Have you ever stopped to think for a moment about things that we do autonomously? Probably not; that’s why we call them “autonomous.”

Think about something that you did today. How about when you needed to charge up your phone? Or make a cup of coffee? Or vacuum the living room? What was first thing you likely did?

You plugged all of these devices into an electrical outlet.

Ah, the lowly electrical outlet. It doesn’t receive any respect. There it resides in a wall, a silent partner in an electrified world. A quiet servant, ready to answer the call for power.

All of the wonderful devices and gadgets that we take for granted today derive their electrical energy from power provided to your home or business by a public utility (i.e. electric company). Therefore, a standardized means for connection that is safe and reliable is necessary. And that, friends, is the electrical outlet.
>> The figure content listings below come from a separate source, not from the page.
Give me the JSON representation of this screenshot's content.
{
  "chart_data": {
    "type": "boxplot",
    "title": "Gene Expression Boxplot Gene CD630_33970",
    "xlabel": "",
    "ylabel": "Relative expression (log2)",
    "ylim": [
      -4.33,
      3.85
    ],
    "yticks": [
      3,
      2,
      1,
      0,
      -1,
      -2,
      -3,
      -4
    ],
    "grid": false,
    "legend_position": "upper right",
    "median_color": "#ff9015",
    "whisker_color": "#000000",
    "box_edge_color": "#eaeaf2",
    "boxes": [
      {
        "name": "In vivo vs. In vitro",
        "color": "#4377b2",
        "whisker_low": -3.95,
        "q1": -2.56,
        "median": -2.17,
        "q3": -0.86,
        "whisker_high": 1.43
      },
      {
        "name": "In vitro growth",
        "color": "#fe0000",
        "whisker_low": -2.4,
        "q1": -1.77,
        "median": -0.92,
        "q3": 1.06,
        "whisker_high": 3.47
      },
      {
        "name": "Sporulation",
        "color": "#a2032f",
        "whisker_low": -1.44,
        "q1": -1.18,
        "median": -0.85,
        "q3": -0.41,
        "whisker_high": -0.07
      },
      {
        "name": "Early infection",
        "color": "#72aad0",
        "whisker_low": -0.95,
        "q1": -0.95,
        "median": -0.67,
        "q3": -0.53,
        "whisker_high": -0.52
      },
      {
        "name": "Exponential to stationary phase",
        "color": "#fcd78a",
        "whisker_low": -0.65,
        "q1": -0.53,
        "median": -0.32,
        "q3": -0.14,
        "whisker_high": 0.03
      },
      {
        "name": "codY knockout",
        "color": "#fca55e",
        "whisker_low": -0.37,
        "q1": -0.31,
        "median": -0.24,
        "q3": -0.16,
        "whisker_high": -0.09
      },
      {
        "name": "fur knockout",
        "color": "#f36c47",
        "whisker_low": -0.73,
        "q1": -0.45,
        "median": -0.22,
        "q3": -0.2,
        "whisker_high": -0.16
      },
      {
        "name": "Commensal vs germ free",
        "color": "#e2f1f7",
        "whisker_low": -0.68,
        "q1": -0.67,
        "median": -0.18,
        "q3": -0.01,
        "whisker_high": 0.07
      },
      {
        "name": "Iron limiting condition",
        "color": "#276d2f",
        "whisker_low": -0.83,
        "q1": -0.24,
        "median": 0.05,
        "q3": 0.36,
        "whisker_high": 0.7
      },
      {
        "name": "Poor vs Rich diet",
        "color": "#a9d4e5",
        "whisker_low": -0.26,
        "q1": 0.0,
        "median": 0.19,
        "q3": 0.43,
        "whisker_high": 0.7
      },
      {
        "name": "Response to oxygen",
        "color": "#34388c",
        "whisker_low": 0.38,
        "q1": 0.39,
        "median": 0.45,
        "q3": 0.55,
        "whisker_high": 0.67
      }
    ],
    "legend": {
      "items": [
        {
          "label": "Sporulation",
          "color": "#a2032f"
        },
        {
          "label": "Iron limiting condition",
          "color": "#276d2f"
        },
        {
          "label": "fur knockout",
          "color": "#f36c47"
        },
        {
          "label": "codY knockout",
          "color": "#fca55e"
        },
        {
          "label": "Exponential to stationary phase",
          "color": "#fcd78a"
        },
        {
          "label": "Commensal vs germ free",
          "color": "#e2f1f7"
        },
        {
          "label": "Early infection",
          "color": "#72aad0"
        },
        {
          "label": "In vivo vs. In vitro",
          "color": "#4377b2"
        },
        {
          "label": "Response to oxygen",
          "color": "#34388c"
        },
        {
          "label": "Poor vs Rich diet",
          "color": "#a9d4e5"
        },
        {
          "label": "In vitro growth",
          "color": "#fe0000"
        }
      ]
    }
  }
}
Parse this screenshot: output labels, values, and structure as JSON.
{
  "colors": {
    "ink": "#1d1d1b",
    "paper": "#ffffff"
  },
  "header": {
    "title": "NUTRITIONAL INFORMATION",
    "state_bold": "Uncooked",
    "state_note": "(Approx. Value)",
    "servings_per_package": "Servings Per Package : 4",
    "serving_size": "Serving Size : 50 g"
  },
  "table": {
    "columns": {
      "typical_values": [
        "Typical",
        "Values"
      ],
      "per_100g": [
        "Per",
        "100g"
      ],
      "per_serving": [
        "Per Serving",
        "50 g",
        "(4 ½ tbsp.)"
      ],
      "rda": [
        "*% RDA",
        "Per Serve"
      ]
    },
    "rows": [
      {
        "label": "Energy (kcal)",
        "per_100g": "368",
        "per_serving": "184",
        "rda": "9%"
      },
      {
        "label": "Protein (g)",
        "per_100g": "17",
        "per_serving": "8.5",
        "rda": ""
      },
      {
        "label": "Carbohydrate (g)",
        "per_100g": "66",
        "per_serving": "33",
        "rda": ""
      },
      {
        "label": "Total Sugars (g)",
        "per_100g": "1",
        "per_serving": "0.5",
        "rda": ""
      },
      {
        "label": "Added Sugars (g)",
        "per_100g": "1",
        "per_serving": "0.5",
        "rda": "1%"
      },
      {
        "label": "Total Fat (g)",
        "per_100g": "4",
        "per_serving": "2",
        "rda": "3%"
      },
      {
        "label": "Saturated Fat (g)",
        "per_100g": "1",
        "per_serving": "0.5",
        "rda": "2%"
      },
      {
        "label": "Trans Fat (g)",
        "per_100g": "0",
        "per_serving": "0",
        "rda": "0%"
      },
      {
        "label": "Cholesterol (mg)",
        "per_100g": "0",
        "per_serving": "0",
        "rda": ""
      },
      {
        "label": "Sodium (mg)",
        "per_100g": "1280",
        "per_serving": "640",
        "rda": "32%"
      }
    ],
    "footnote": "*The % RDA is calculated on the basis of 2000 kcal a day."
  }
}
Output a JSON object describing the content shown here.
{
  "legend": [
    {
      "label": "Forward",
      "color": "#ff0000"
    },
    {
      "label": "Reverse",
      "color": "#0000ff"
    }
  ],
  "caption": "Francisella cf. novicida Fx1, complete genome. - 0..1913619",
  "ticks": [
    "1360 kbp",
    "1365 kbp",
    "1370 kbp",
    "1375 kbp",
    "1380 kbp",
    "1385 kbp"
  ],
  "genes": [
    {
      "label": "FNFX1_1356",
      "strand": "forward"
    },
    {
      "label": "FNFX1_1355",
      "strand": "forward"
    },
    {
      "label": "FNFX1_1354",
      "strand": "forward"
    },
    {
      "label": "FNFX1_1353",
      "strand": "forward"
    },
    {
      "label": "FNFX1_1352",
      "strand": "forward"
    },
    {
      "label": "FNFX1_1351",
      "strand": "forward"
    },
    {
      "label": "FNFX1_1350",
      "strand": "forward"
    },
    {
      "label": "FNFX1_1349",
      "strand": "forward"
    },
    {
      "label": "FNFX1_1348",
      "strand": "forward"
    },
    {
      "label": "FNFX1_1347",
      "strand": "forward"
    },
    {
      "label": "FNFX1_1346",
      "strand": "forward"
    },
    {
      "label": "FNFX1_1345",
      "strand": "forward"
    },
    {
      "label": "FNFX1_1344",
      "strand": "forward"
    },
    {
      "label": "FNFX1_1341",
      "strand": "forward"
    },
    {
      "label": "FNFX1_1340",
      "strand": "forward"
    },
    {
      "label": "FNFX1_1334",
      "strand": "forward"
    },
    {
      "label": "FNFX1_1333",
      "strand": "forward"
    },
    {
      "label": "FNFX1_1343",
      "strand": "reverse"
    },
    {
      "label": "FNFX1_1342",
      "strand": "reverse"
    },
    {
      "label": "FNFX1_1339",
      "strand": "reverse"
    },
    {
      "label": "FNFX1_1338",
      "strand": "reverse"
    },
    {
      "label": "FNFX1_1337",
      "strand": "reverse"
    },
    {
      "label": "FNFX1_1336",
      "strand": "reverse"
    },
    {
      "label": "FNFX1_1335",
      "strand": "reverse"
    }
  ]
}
In North America and some parts of South America, the most common style of outlet consists of a pair of identical openings with two slots parallel to each other and a third opening to accept a ground. Referred to as a duplex, or NEMA Type 1-15, this humble device has been in existence for almost a century.

Now, go back to what you did earlier when you plugged in the phone charger, or the coffee pot, or the vacuum. You just inserted the unit’s plug into the outlet, right? You didn’t think about the energy potential that exists within those openings.

As adults, we (hopefully) know that the electrical energy available at an outlet is dangerous and are mindful not to insert anything other than a plug into it. However, you can imagine the possibility of what could happen if an object such as a paper clip, or fork tine, were inserted by an unsuspecting child. Each day, nearly 7 children are treated in hospital emergency rooms for electrical shock or burn injuries caused by tampering with a wall outlet. (Electrical Safety Foundation International (ESFI), 2015)

Tamper-resistant (TR) outlets were developed years ago in response to National Electric Code requirements for pediatric wards in hospitals. They look the same as a regular outlet with the exception of shutters that appear in the slotted openings.

A tamper-resistant outlet permits electrical contact only when a plug is fully and evenly inserted. It is necessary for both plug blades to come into contact with the shutters at the same time in order for them to open. When the plug is removed, the shutters close off the slot openings. The shutters are a safety feature that prevents the accidental insertion of a foreign object that may come in contact with a live electrical circuit.

The 2014 National Electric Code requires all new and renovated dwellings have only tamper-resistant outlets (except where ground fault circuit interrupters are required). If you are interested in making your existing home safer, tamper-resistant outlets can are a way to reduce the potential for children to get shocked or electrocuted from the insertion of a foreign object into an electrical outlet.